Mike Tomasky writes, correctly, that to understand the Lieberman dilemma you have to understand the Senate:

When you're elected to the Senate, you don't assume an office so much as you join a club, a very exclusive club, and they let you know it. You will be told about all the differences between the Senate and the House of Representatives, from which you may well have risen. You will have an audience with Robert Byrd, the dean of the Senate, and he will present you with his gravely serious-looking, leather-bound, eleventy-hundred volume history of the body, and he will instruct that you read every volume, right down to the 150-page section dissecting the minutiae of that famous 1829 debate on interstate commerce because it turned on a vital parliamentary question that you will be expected to master.

You will be shown the stately private rooms in which senators hobnob and conduct their horse-trading, typically grander than the lower house's rooms. If you're a Democrat you'll see the beautifully paneled Mansfield Room, for example, named after legendary majority leader Mike Mansfield, with its steroided portraiture and baronial fireplace. You'll see the cloakrooms, where, in the old days, senators smoked and chewed tobacco (spittoons were still used on senate premises until the 1960s, I'm pretty sure), and where today they still relax in lacquered privacy.

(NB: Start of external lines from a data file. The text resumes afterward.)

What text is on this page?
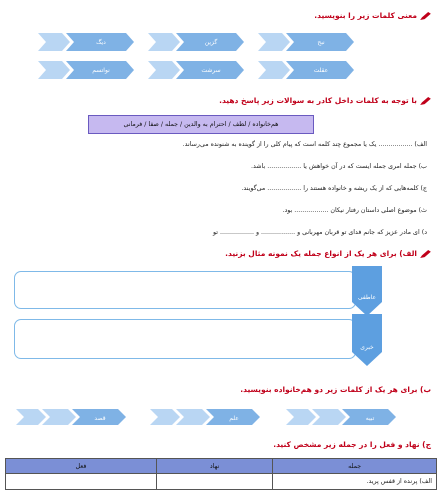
معنی کلمات زیر را بنویسید.
نبح
گزین
دیگ
عقلت
سرشت
نواتسم
با توجه به کلمات داخل کادر به سوالات زیر پاسخ دهید.
هم‌خانواده / لطف / احترام به والدین / جمله / صفا / فرمانی
الف) ................. یک یا مجموع چند کلمه است که پیام کلی را از گوینده به شنونده می‌رساند.
ب) جمله امری جمله ایست که در آن خواهش یا ................. باشد.
ج) کلمه‌هایی که از یک ریشه و خانواده هستند را ................. می‌گویند.
ث) موضوع اصلی داستان رفتار نیکان ................. بود.
د) ای مادر عزیز که جانم فدای تو قربان مهربانی و ................. و ................. تو
الف) برای هر یک از انواع جمله یک نمونه مثال بزنید.
عاطفی
خبری
ب) برای هر یک از کلمات زیر دو هم‌خانواده بنویسید.
تبیه
علم
قصد
ج) نهاد و فعل را در جمله زیر مشخص کنید.
جمله	نهاد	فعل
الف) پرنده از قفس پرید.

Finally, you will be escorted to the floor and shown your desk, an antique wooden number with a flip-up desk top. You will open that desk top, and inside, you will see inscribed the names of every senator from the beginning of the republic right up to your immediate predecessor who has also used that very desk....

You get the idea, I trust, of a culture that just doesn't commit acts that could remotely be described as intemperate, even against one of its number who has acted intemperately.

As much as most senators probably wanted to strip Lieberman of his gavel, a majority felt compelled to vote--in secret, no less--against that course of action. It's silly and antiquated and problematic for all sorts of reasons, but that's how it is. Generally speaking, the Senate is comprised not of 100 policy robots, but of a bunch of very rich people who behave, by and large, like very rich people.

In this instance, though, the secret society undercut itself. If there's ever a moment when it's appropriate to buck tradition and kick a fellow member out, its when that member has himself violated terms of membership. Lieberman campaigned against Barack Obama. In doing so, he betrayed not just his former party, but a fellow senator. And now, the people he crossed have signaled to the next generation of Democratic senators that, in this party, in this body, you can get away with political treason.

Comments

We got where we are by letting people get away with stuff. At some point we are going to have to STOP letting people get away with stuff. Tug on that thread and eventually everything comes apart.

Everything.

Posted by: Frank Wilhoit on November 18, 2008 06:14 PM

And rank and file Democrats will continue to support their Democratic senator(s) happily ever after.